Gesetzliche Neuausrichtung: Schleswig-Holstein passt Klinikgesetz an Bundesvorgaben an

Kabinett beschließt Novelle zur Verzahnung von Planung und Finanzierung im Zuge der Krankenhausreform

Die Landesregierung von Schleswig-Holstein hat eine grundlegende Anpassung des Landeskrankenhausgesetzes auf den Weg gebracht. Wie die Deutsche Presse-Agentur (dpa) berichtet, reagiert das Kabinett damit auf die bundesweite Krankenhausreform. Ziel der Gesetzesänderung ist es, die Planung, Finanzierung und medizinische Versorgung künftig enger zu verzahnen, um trotz des steigenden wirtschaftlichen Drucks eine qualitativ hochwertige Kliniklandschaft im Norden sicherzustellen.

Der Kabinettsbeschluss in Kiel markiert den Startpunkt für eine tiefgreifende Transformation der schleswig-holsteinischen Krankenhauslandschaft. Die geplante Novelle ist die notwendige Antwort auf die Bundesreform, die unter der Federführung des ehemaligen Gesundheitsministers Karl Lauterbach initiiert wurde und nun unter der aktuellen Bundesregierung in die Umsetzung geht. Im Kern geht es darum, die landesrechtlichen Rahmenbedingungen an die neue Finanzierungslogik – weg von reinen Fallpauschalen hin zu Vorhaltepauschalen – und die strikte Einteilung in Leistungsgruppen anzupassen.

Gesundheitsministerin Kerstin von der Decken wies darauf hin, dass die Bundesvorgaben massiv in die Planungshoheit der Länder eingreifen. Die Reform schränkt zwar die bisherigen Spielräume ein, bietet jedoch durch jüngste Anpassungen im Bundesrat auch neue Flexibilitäten. Schleswig-Holstein beabsichtigt, diese Übergangsfristen und Ausnahmeregelungen bei Qualitätsvorgaben gezielt zu nutzen, um die flächendeckende Versorgung – insbesondere in den ländlichen Regionen und auf den Inseln – nicht zu gefährden.

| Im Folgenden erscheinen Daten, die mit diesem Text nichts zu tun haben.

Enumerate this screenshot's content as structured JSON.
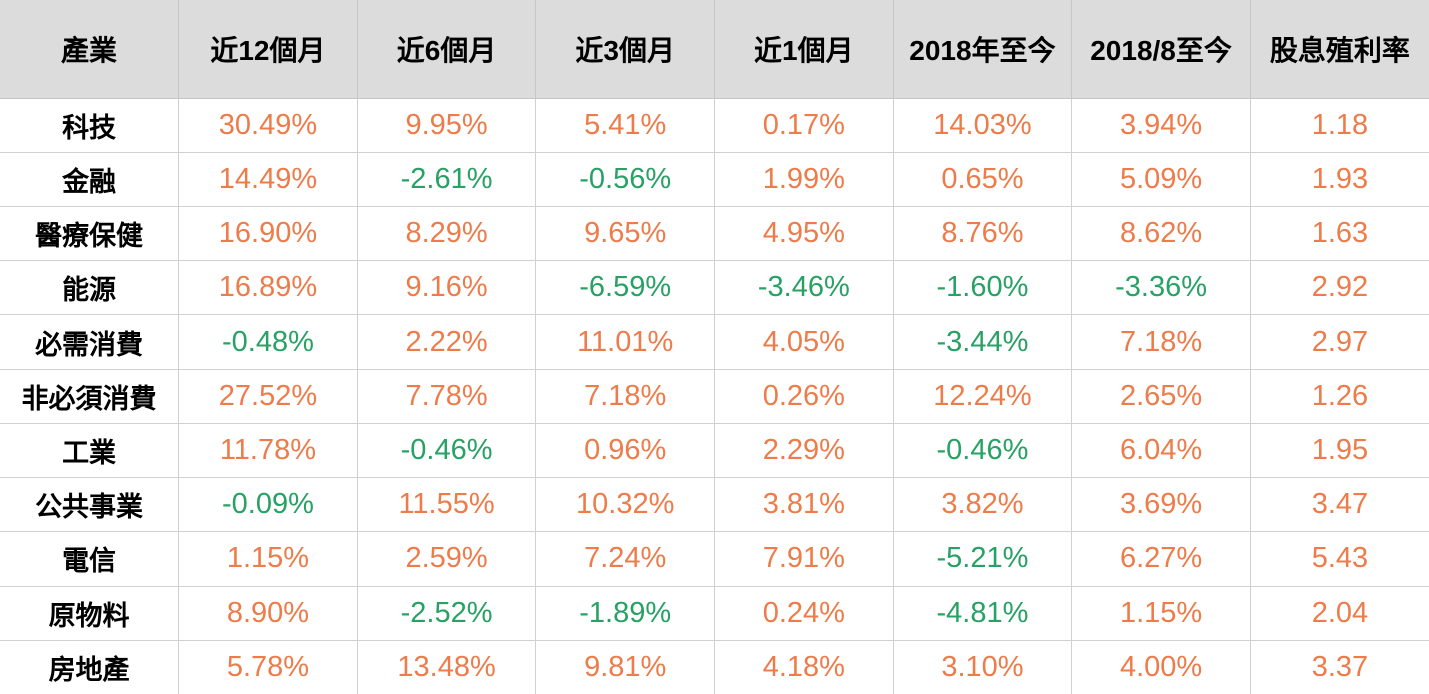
{
  "chart_data": {
    "type": "table",
    "columns": [
      "產業",
      "近12個月",
      "近6個月",
      "近3個月",
      "近1個月",
      "2018年至今",
      "2018/8至今",
      "股息殖利率"
    ],
    "rows": [
      {
        "label": "科技",
        "values": [
          "30.49%",
          "9.95%",
          "5.41%",
          "0.17%",
          "14.03%",
          "3.94%",
          "1.18"
        ]
      },
      {
        "label": "金融",
        "values": [
          "14.49%",
          "-2.61%",
          "-0.56%",
          "1.99%",
          "0.65%",
          "5.09%",
          "1.93"
        ]
      },
      {
        "label": "醫療保健",
        "values": [
          "16.90%",
          "8.29%",
          "9.65%",
          "4.95%",
          "8.76%",
          "8.62%",
          "1.63"
        ]
      },
      {
        "label": "能源",
        "values": [
          "16.89%",
          "9.16%",
          "-6.59%",
          "-3.46%",
          "-1.60%",
          "-3.36%",
          "2.92"
        ]
      },
      {
        "label": "必需消費",
        "values": [
          "-0.48%",
          "2.22%",
          "11.01%",
          "4.05%",
          "-3.44%",
          "7.18%",
          "2.97"
        ]
      },
      {
        "label": "非必須消費",
        "values": [
          "27.52%",
          "7.78%",
          "7.18%",
          "0.26%",
          "12.24%",
          "2.65%",
          "1.26"
        ]
      },
      {
        "label": "工業",
        "values": [
          "11.78%",
          "-0.46%",
          "0.96%",
          "2.29%",
          "-0.46%",
          "6.04%",
          "1.95"
        ]
      },
      {
        "label": "公共事業",
        "values": [
          "-0.09%",
          "11.55%",
          "10.32%",
          "3.81%",
          "3.82%",
          "3.69%",
          "3.47"
        ]
      },
      {
        "label": "電信",
        "values": [
          "1.15%",
          "2.59%",
          "7.24%",
          "7.91%",
          "-5.21%",
          "6.27%",
          "5.43"
        ]
      },
      {
        "label": "原物料",
        "values": [
          "8.90%",
          "-2.52%",
          "-1.89%",
          "0.24%",
          "-4.81%",
          "1.15%",
          "2.04"
        ]
      },
      {
        "label": "房地產",
        "values": [
          "5.78%",
          "13.48%",
          "9.81%",
          "4.18%",
          "3.10%",
          "4.00%",
          "3.37"
        ]
      }
    ]
  },
  "colors": {
    "positive": "#ED7C4A",
    "negative": "#28A164",
    "header_bg": "#DCDCDC",
    "header_gridline": "#C6C6C6",
    "gridline": "#D0D0D0",
    "label_text": "#000000"
  }
}
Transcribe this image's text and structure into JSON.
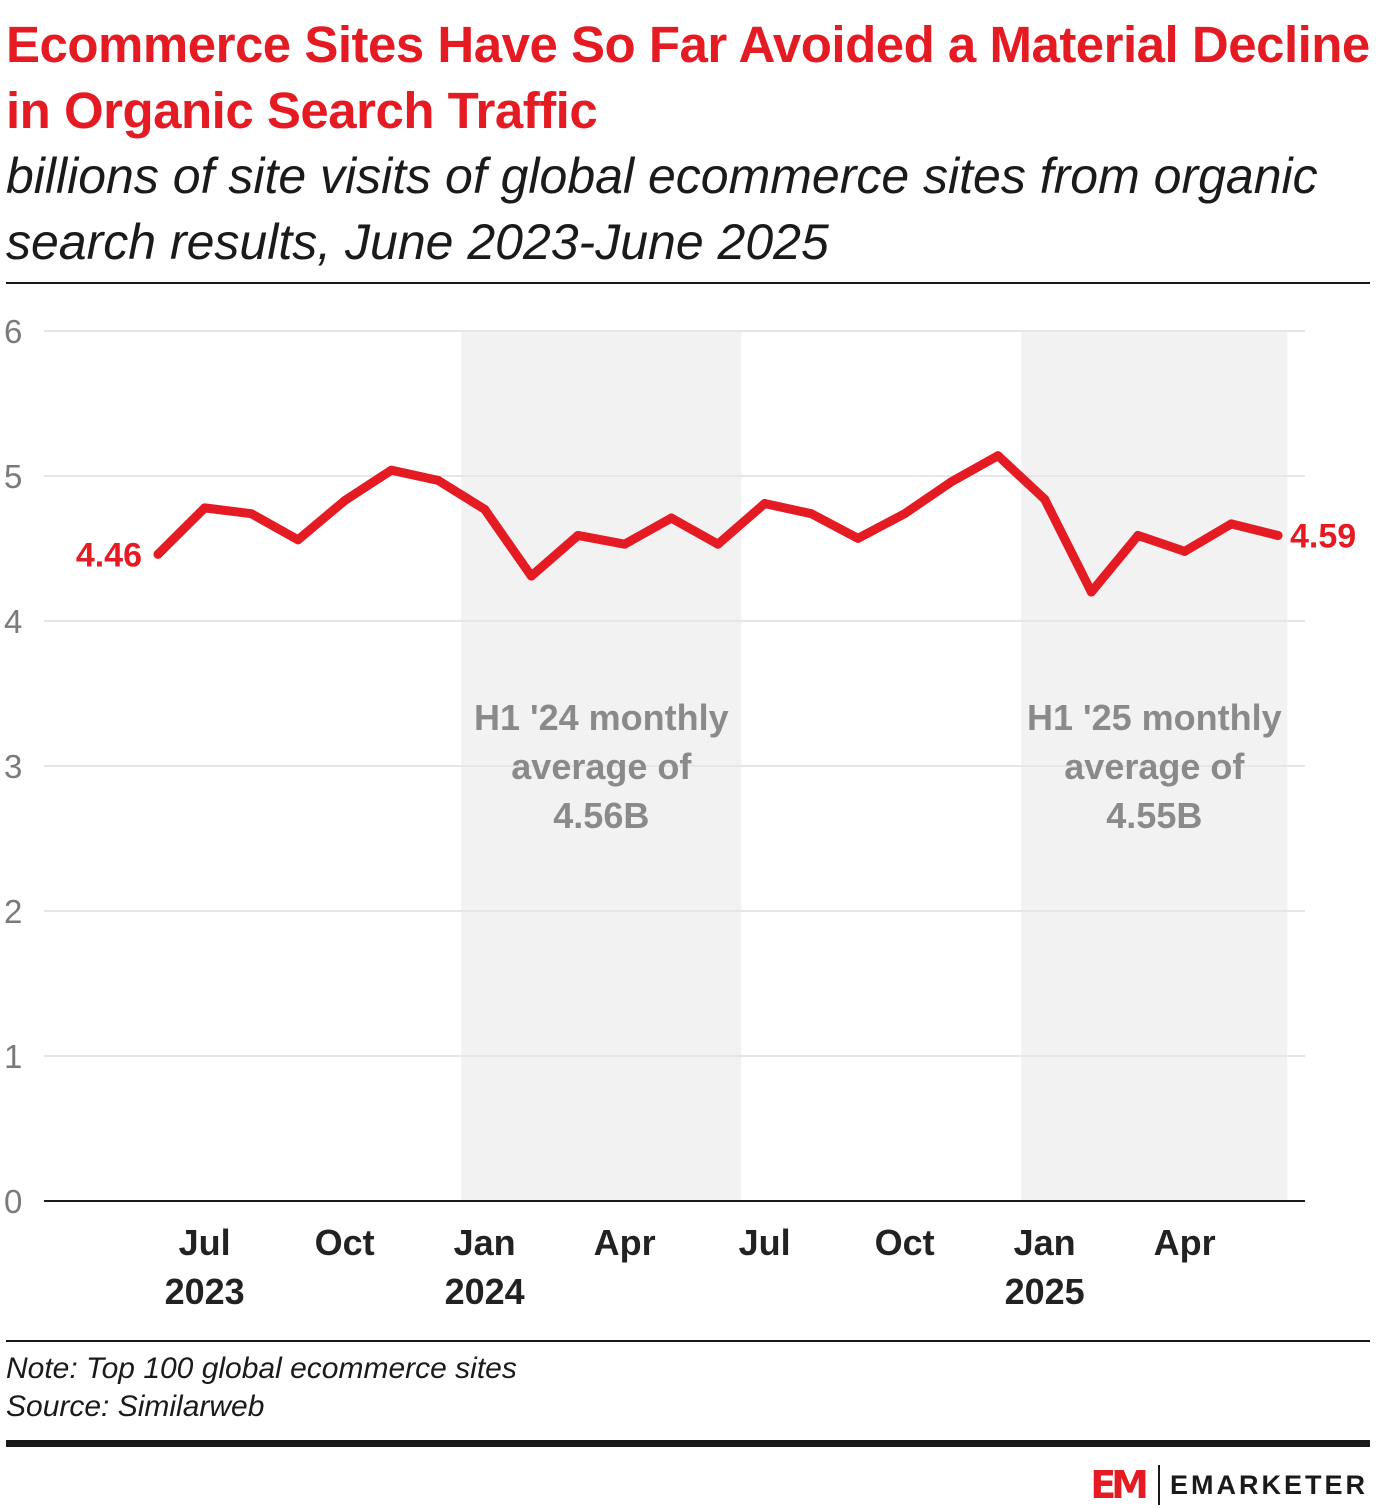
{
  "header": {
    "title": "Ecommerce Sites Have So Far Avoided a Material Decline in Organic Search Traffic",
    "subtitle": "billions of site visits of global ecommerce sites from organic search results, June 2023-June 2025"
  },
  "chart_data": {
    "type": "line",
    "title": "Ecommerce Sites Have So Far Avoided a Material Decline in Organic Search Traffic",
    "subtitle": "billions of site visits of global ecommerce sites from organic search results, June 2023-June 2025",
    "xlabel": "",
    "ylabel": "",
    "ylim": [
      0,
      6
    ],
    "yticks": [
      0,
      1,
      2,
      3,
      4,
      5,
      6
    ],
    "grid": true,
    "x": [
      "Jun 2023",
      "Jul 2023",
      "Aug 2023",
      "Sep 2023",
      "Oct 2023",
      "Nov 2023",
      "Dec 2023",
      "Jan 2024",
      "Feb 2024",
      "Mar 2024",
      "Apr 2024",
      "May 2024",
      "Jun 2024",
      "Jul 2024",
      "Aug 2024",
      "Sep 2024",
      "Oct 2024",
      "Nov 2024",
      "Dec 2024",
      "Jan 2025",
      "Feb 2025",
      "Mar 2025",
      "Apr 2025",
      "May 2025",
      "Jun 2025"
    ],
    "x_tick_labels": [
      {
        "index": 1,
        "line1": "Jul",
        "line2": "2023"
      },
      {
        "index": 4,
        "line1": "Oct",
        "line2": ""
      },
      {
        "index": 7,
        "line1": "Jan",
        "line2": "2024"
      },
      {
        "index": 10,
        "line1": "Apr",
        "line2": ""
      },
      {
        "index": 13,
        "line1": "Jul",
        "line2": ""
      },
      {
        "index": 16,
        "line1": "Oct",
        "line2": ""
      },
      {
        "index": 19,
        "line1": "Jan",
        "line2": "2025"
      },
      {
        "index": 22,
        "line1": "Apr",
        "line2": ""
      }
    ],
    "series": [
      {
        "name": "Organic search site visits (billions)",
        "color": "#e51b24",
        "values": [
          4.46,
          4.78,
          4.74,
          4.56,
          4.83,
          5.04,
          4.97,
          4.77,
          4.31,
          4.59,
          4.53,
          4.71,
          4.53,
          4.81,
          4.74,
          4.57,
          4.74,
          4.96,
          5.14,
          4.84,
          4.2,
          4.59,
          4.48,
          4.67,
          4.59
        ]
      }
    ],
    "data_labels": [
      {
        "index": 0,
        "text": "4.46",
        "position": "left"
      },
      {
        "index": 24,
        "text": "4.59",
        "position": "right"
      }
    ],
    "shaded_regions": [
      {
        "from_index": 6.5,
        "to_index": 12.5,
        "lines": [
          "H1 '24 monthly",
          "average of",
          "4.56B"
        ],
        "color": "#f2f2f2",
        "text_color": "#8a8a8a"
      },
      {
        "from_index": 18.5,
        "to_index": 24.2,
        "lines": [
          "H1 '25 monthly",
          "average of",
          "4.55B"
        ],
        "color": "#f2f2f2",
        "text_color": "#8a8a8a"
      }
    ]
  },
  "footer": {
    "note": "Note: Top 100 global ecommerce sites",
    "source": "Source: Similarweb",
    "brand_mark": "EM",
    "brand_name": "EMARKETER"
  },
  "colors": {
    "accent": "#e51b24",
    "text": "#1a1a1a",
    "gridline": "#e6e6e6",
    "shade": "#f2f2f2"
  }
}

Der Gesetzentwurf dient dabei als zentrales Steuerungsinstrument, um die Spezialisierung der Kliniken voranzutreiben, ohne die Erreichbarkeit für die Bürger zu opfern.

Neben der strukturellen Neuordnung der Kliniken umfasst der Entwurf auch technische Anpassungen, wie etwa am Krebsregistriergesetz, um strengeren Datenschutzanforderungen gerecht zu werden. Nach Abschluss der Verbändeanhörung wird das Gesetz in den Landtag eingebracht. Damit beginnt eine parlamentarische Phase, die über die künftige Versorgungsdichte und die wirtschaftliche Stabilität der Krankenhäuser zwischen Flensburg und Altona entscheiden wird.